Pada era politik kontemporal ulama seakan-akan menjadi selebritis yang paling ngetop. Berbagai calon pemimpin daerah ramai-ramai datang ke rumah-rumah ulama untuk meminta do’a restu. Sebaliknya ulama yang atau para kyai yang ingin “jadi selebritis” saling berganti datang ke rumah calon pemimpin daerah yang menawarkan menjadi Tim Sukses (TS) ataupun sekedar menjadi pemimpin do’a ketika ada hajatan di rumah calon pemimpin. Bagi calon pemimpin daerah, hal tersebut sama halnya dengan menemukan sekarung emas. Artinya para kyai yang note bene-nya sebagai pemimpin agama yang kharismatik, tentunya mereka sangat kuat pengaruhnya di mata masyarakat. Max Weber memandang sosok pemimpin kharismatik adalah sosok yang punya kelebihan-kelebihan tertentu yang ia dapatkan secara taken for granted dari tuhan. Rasionelnya, kalau sang kyai mendukung salah satu calon pemimpin kepala daerah, bukan berarti tidak, kalau masyarakat pengikutnya baik yang terjalin emosinya atau kagum karena “kesaktiannya” akan ikut-ikutan mendukung seperti yang di dukung oleh sang kyai. Atau bahkan ironisnya sang kyai memberikan fatwa kepada santri atau pengikutnya untuk mendukung seperti halnya apa yang didukung dan tak sedikit yang dalam fatwanya sang kyai menggunakan dalil-dalil sebagai ajian atau bumbu penyedap propagandanya. Akan tetapi kita harus merespon positif apa yang dilakukan oleh para kyai. Kita harus yakin bahwa kalau kyai terjun dalam bidang politik praktis adalah merupakan manifestasi kepedulian mereka terhadap nasib bangsa kita yang sedang sulit ini. Nur Syam, salah satu intelektual Islam mengatakan bahwa, kyai yang memilih dirinya untuk terjun dalam politik praktis tetap bermakna positif selama kyai dapat menjaga moralitas dan integritas politik. Sebab kalaupun tidak ada satu pun kyai yang terlibat dalam politik praktis timbul kekhawatiran tidak ada penyangga moral dalam dunia politik di Indonesia.
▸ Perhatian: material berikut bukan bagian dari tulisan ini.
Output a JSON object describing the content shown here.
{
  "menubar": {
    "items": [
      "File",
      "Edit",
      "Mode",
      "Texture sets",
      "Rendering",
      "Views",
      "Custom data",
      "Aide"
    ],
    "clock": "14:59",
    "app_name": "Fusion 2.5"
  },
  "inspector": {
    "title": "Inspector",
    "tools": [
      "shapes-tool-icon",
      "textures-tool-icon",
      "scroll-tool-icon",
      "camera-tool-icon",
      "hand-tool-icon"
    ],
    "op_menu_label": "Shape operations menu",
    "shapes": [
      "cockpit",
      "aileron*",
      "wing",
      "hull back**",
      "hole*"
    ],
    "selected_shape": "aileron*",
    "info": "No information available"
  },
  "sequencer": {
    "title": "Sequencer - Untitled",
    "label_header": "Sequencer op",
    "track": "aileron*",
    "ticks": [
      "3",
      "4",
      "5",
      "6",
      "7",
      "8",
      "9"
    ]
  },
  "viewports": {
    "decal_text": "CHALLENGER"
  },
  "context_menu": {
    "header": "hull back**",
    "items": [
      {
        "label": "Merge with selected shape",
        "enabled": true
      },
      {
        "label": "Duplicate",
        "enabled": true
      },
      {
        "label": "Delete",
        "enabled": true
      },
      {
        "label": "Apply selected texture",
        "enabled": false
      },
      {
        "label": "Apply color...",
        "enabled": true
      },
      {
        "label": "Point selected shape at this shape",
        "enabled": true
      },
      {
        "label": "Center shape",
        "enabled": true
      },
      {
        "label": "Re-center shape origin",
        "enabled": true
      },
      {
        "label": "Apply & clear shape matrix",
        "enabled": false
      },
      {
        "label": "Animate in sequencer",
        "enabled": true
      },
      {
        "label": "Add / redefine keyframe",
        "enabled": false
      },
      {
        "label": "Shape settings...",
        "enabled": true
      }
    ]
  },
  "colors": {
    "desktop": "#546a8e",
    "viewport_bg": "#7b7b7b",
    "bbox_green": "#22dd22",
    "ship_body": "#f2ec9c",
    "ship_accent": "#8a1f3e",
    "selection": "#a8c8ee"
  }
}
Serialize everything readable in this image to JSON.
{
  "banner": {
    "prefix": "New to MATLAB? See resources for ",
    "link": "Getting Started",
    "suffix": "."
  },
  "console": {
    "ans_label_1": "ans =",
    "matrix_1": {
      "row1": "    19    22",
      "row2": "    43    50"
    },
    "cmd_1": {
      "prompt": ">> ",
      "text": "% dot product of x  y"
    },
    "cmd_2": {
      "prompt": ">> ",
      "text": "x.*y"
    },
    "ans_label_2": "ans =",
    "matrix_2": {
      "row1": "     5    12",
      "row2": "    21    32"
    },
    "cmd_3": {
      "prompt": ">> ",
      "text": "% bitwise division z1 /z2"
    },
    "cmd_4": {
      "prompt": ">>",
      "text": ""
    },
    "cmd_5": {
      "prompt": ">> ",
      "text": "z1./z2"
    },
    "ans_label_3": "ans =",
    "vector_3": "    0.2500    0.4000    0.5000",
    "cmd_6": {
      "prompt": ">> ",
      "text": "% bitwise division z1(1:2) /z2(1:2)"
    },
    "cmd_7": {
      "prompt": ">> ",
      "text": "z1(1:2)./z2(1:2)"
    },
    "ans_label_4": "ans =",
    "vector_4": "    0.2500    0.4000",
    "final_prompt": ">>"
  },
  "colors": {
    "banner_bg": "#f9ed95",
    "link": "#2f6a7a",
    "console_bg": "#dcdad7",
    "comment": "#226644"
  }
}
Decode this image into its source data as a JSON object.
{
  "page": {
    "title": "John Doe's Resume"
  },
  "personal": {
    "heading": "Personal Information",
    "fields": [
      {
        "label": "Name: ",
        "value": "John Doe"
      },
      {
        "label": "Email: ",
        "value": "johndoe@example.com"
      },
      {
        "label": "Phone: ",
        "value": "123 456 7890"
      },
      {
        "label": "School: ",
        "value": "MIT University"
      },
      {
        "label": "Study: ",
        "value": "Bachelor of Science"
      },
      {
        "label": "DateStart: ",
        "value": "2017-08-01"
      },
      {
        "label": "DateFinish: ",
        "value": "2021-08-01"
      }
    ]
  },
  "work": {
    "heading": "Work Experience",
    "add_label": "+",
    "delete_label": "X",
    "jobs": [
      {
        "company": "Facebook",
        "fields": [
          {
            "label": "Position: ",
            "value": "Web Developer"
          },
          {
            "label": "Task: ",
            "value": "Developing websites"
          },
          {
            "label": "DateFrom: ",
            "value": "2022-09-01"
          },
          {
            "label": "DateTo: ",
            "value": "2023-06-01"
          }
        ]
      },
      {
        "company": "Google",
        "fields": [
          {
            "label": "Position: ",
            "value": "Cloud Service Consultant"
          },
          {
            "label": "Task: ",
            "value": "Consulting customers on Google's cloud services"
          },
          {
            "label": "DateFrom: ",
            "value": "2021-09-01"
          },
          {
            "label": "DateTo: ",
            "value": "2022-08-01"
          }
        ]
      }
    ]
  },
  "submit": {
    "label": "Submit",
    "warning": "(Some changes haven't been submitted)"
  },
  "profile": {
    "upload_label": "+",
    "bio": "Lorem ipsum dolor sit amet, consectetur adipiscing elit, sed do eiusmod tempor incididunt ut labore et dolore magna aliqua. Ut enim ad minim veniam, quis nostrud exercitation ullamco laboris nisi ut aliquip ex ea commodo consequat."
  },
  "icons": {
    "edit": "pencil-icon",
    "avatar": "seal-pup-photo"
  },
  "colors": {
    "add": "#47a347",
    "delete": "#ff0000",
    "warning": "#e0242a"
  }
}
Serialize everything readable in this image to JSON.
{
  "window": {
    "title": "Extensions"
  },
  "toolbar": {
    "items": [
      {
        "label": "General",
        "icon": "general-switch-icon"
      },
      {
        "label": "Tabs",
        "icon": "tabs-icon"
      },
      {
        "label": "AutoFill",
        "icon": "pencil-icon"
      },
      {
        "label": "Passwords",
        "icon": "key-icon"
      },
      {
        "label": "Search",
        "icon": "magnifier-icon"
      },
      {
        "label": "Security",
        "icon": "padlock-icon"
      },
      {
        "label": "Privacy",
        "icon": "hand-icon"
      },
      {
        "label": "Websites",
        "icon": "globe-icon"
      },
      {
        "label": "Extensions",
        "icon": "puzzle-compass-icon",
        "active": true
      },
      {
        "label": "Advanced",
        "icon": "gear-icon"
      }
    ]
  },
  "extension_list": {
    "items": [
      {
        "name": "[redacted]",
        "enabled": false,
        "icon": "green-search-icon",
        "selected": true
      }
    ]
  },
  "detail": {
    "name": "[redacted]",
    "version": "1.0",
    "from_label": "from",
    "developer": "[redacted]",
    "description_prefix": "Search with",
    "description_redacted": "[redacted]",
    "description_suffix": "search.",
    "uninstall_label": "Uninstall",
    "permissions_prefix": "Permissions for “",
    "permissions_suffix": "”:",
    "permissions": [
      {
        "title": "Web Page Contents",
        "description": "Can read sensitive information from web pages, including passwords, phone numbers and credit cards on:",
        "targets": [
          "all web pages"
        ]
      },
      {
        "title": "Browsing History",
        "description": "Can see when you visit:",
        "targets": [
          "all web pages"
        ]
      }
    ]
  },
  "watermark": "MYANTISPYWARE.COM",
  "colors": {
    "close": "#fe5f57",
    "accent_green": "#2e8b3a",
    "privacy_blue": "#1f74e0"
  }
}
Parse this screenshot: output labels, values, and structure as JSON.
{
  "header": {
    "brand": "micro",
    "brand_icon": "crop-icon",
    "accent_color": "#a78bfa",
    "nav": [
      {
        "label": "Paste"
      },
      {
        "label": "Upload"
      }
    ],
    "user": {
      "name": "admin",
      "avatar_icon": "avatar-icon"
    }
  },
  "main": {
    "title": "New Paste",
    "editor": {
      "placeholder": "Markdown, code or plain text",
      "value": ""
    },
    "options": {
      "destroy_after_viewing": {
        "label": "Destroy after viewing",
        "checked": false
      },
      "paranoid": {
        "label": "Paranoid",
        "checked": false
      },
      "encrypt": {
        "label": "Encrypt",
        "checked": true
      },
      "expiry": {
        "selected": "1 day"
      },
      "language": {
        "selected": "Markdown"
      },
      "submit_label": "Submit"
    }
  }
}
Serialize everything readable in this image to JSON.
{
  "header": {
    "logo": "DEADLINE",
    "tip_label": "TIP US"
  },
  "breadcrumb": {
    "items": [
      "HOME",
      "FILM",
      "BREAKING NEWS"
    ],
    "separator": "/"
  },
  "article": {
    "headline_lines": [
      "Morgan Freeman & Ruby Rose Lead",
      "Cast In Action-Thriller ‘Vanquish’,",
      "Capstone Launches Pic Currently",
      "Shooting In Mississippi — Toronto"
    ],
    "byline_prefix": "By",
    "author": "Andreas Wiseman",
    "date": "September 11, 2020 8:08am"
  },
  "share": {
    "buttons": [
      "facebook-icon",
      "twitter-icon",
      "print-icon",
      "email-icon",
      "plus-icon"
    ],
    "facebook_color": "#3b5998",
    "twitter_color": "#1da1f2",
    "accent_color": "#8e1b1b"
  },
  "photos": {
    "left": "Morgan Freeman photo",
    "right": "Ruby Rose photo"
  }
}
Terlepas dari itu semua, tentunya kita harus meyakini kebijakan tentang pelaksanaan Pilkada adalah merupakan representasi dari gairahnya semangat untuk menumbuhkembangkan demokrasi di tingkat lokal yang seperti yang telah di kemukakan di atas, telah dirampas oleh salah satu founding fathers kita. Namun itu sudah usai, yang jelas dan urgen bagaimana kita membangun demokrasi, khususnya di tingkat lokal menjadi lebih baik dan maju dari yang dahulu demi terwujudnya Indonesia yang adil sejahtera tanpa adanya eksploitasi terhadap manusia satu dan yang lainnya, atau dalam bahasanya Bung Karno adalah Exploitation De Long Parlong.

Silahkan kasih komentar dan mohon cantumkan blog pribadinya juga! Terima Kasih...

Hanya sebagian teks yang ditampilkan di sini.